As for PR blunders, there were some early ones, said McLennan, such as giving his cabinet hefty raises while other state workers complained they were doing without the same increase.

There was also controversy over some of his cabinet appointments.

As for his management style, observers say he isn't afraid to let the experts do the talking.

"I think he relies a lot on his department heads and cabinet to do a lot of the details.
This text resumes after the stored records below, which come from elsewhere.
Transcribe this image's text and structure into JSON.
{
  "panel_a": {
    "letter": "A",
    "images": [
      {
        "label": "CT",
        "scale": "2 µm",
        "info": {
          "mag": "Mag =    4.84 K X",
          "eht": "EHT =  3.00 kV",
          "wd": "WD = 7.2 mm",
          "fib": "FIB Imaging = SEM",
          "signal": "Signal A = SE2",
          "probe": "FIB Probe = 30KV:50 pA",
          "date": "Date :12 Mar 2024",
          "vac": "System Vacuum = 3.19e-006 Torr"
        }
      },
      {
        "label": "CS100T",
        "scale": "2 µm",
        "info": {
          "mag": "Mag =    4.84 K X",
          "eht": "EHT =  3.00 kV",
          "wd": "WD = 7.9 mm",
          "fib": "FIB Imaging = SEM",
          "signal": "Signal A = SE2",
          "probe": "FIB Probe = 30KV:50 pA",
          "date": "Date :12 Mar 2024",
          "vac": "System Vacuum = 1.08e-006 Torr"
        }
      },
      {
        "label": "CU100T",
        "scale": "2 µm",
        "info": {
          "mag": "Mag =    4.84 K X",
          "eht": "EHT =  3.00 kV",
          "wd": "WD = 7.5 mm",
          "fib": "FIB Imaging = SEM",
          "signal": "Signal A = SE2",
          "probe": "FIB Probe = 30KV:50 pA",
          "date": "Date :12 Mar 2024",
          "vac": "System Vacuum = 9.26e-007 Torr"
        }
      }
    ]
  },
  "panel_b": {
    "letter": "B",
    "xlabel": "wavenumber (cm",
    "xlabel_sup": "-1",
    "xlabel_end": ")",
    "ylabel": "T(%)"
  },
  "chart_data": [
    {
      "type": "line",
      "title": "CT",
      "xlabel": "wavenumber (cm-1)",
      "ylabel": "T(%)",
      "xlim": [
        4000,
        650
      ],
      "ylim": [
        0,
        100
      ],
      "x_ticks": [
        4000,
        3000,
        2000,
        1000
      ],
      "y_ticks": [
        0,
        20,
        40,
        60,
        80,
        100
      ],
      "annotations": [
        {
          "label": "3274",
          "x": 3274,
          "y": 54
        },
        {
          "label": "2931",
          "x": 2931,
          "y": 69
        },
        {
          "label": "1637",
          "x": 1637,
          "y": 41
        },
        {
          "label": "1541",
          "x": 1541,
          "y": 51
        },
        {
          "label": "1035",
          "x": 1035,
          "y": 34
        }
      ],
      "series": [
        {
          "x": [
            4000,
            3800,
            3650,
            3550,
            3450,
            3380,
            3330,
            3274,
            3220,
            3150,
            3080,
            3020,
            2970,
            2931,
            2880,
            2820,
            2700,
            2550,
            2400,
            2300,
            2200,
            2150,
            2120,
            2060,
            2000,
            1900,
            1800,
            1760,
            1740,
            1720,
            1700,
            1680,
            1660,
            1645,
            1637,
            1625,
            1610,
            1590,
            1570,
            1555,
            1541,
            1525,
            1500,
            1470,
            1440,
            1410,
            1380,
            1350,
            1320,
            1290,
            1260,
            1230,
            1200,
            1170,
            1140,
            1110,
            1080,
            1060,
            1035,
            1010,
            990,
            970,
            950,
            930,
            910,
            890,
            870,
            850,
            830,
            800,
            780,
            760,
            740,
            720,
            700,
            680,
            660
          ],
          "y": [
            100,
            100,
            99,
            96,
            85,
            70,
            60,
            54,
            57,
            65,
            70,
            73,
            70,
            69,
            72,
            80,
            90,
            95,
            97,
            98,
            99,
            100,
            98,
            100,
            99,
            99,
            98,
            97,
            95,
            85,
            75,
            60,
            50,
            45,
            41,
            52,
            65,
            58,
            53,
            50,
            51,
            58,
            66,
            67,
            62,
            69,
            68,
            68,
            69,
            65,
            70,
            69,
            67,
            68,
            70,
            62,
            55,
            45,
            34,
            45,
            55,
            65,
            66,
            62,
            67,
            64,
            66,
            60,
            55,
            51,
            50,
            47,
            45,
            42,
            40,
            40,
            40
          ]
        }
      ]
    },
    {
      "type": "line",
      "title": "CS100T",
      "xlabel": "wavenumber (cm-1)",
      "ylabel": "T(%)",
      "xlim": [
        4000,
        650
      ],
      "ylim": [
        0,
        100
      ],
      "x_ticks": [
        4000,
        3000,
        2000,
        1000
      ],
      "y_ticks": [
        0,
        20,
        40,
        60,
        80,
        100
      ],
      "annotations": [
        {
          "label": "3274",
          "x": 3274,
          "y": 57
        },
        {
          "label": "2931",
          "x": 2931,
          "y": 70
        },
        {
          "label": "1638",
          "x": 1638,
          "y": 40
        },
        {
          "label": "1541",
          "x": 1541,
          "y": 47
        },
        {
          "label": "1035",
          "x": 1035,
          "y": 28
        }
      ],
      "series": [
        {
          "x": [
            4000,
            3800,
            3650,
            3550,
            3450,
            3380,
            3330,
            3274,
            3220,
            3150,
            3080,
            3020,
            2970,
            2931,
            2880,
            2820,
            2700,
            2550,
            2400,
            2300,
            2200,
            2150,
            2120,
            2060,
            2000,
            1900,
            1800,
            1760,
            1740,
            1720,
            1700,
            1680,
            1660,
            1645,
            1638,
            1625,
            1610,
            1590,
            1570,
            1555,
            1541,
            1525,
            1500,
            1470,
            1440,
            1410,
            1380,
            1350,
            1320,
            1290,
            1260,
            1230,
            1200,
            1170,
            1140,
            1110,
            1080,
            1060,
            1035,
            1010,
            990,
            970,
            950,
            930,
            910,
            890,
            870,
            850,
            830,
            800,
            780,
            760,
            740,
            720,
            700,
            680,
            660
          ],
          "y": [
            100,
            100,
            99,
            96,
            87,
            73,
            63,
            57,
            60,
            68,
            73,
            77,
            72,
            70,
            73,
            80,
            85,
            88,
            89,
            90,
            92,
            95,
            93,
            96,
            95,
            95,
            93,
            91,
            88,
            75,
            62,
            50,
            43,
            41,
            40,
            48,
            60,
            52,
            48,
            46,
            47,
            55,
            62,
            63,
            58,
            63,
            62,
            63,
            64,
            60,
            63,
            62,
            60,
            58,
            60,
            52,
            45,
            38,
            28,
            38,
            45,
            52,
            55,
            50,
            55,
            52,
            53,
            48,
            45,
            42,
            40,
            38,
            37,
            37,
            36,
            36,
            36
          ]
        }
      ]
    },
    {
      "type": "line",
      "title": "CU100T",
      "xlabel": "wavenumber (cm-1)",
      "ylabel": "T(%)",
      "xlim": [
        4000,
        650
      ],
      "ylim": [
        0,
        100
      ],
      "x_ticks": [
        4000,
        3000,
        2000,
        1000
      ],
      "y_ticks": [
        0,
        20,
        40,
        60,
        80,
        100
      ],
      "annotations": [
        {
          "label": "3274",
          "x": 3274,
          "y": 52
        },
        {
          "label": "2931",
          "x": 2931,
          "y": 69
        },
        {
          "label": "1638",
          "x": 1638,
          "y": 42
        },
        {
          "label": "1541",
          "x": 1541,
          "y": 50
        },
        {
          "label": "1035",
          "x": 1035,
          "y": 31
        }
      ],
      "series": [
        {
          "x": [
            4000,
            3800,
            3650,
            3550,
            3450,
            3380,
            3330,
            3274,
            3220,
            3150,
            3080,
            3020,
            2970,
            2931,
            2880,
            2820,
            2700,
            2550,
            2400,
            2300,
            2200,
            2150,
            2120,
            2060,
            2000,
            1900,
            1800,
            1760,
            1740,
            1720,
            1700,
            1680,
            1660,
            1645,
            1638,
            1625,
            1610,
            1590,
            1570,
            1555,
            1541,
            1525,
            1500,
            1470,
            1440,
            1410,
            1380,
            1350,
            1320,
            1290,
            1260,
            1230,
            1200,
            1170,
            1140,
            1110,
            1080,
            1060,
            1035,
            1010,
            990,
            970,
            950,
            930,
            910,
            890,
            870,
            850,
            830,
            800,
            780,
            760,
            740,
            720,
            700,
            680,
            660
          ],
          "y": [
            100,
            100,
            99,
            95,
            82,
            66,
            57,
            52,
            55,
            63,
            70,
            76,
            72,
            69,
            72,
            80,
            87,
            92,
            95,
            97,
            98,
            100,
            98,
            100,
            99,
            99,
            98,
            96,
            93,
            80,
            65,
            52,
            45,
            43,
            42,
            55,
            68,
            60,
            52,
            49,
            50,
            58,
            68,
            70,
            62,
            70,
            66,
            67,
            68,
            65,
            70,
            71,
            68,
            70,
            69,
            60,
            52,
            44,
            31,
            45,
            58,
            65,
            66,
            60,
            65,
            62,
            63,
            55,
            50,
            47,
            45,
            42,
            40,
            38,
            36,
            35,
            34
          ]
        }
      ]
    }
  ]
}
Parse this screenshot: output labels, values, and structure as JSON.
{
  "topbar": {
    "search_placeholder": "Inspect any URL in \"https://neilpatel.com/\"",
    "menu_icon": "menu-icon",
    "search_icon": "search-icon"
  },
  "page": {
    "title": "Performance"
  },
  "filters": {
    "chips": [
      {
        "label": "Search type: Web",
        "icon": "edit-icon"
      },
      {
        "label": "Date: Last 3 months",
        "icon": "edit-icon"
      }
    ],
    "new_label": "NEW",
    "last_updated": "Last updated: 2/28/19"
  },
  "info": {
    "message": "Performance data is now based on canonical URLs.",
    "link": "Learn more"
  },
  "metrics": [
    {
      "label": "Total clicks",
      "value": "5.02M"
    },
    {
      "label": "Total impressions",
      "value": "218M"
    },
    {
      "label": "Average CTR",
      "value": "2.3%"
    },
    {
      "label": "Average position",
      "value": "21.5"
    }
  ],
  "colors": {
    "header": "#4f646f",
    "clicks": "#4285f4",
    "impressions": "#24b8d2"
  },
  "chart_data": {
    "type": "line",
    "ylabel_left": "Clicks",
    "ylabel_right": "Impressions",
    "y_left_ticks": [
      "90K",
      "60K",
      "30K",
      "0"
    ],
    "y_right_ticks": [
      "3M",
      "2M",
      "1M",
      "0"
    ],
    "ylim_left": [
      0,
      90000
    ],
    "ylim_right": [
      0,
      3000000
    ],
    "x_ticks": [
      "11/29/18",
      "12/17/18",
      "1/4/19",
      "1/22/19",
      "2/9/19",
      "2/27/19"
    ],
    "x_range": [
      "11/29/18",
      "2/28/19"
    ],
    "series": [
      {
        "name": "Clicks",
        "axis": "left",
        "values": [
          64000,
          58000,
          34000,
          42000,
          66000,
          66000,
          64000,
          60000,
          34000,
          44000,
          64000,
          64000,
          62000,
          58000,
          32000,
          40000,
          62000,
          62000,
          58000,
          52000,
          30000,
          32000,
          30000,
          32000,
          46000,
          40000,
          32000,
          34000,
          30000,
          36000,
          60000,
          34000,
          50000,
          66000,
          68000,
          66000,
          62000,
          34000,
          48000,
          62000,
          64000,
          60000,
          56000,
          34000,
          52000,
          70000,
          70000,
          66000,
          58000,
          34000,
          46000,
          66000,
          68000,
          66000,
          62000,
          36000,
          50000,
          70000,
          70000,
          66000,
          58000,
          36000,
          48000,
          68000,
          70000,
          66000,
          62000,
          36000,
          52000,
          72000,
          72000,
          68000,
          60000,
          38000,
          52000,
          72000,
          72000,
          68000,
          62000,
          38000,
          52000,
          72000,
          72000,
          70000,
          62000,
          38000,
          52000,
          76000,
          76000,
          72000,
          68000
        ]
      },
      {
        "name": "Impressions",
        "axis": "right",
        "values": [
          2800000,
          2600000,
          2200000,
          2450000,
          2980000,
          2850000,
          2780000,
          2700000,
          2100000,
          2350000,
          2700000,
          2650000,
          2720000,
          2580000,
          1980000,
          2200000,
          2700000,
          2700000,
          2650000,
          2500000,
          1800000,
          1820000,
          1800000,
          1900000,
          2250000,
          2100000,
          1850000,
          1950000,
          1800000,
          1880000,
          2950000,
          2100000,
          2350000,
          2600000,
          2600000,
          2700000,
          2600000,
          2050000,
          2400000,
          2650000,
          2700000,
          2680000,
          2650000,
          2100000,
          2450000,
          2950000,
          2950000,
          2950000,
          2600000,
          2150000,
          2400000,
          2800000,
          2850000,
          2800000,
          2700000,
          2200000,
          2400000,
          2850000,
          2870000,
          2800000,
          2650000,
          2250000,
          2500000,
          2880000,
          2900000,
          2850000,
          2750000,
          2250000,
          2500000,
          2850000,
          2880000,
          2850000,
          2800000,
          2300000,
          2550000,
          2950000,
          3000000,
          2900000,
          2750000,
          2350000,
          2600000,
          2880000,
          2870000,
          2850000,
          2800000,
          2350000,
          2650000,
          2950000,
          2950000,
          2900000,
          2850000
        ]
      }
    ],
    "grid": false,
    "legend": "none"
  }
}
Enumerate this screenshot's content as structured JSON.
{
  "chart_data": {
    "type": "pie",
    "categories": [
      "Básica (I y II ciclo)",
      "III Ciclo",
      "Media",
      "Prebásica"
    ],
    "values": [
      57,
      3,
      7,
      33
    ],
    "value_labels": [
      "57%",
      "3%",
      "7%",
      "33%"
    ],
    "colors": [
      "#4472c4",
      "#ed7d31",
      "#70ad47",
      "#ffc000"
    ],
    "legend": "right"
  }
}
He is more a broad, visionary thinker," said McLennan. 

The first GOP governor in North Carolina in 20 years spent his first weeks in office doing what most new executives who transfer to a new city do - move into a new home, hire key staff, put out administrative fires and make a couple big decisions.
   
His state budget plan and privatization proposals for managing Medicaid and recruiting companies to North Carolina represent his administration's first major policy forays that legislators will consider.
    
"We're working with a sense of urgency to fix immediate problems and implement long-term reforms," McCrory said in an interview with The Associated Press before his 100th day in office Monday.
    
He said he was focusing on improving education, government efficiency and the economy.
    
"I'm trying not to get distracted by peripheral issues ... because I'm trying stay focused on what people elected me to do," he said.
    
McCrory had no experience as a state official, instead getting his political experience as a Charlotte city council member and later mayor for 14 years. He persuaded enough state voters it would help him think outside the box or avoid partisan rancor.
    
So far, a significant chunk of the public remains satisfied. An Elon University poll showed 46 percent of residents surveyed last week approved of McCrory's job performance and 25 percent disapproved. Another 27 percent didn't have an opinion.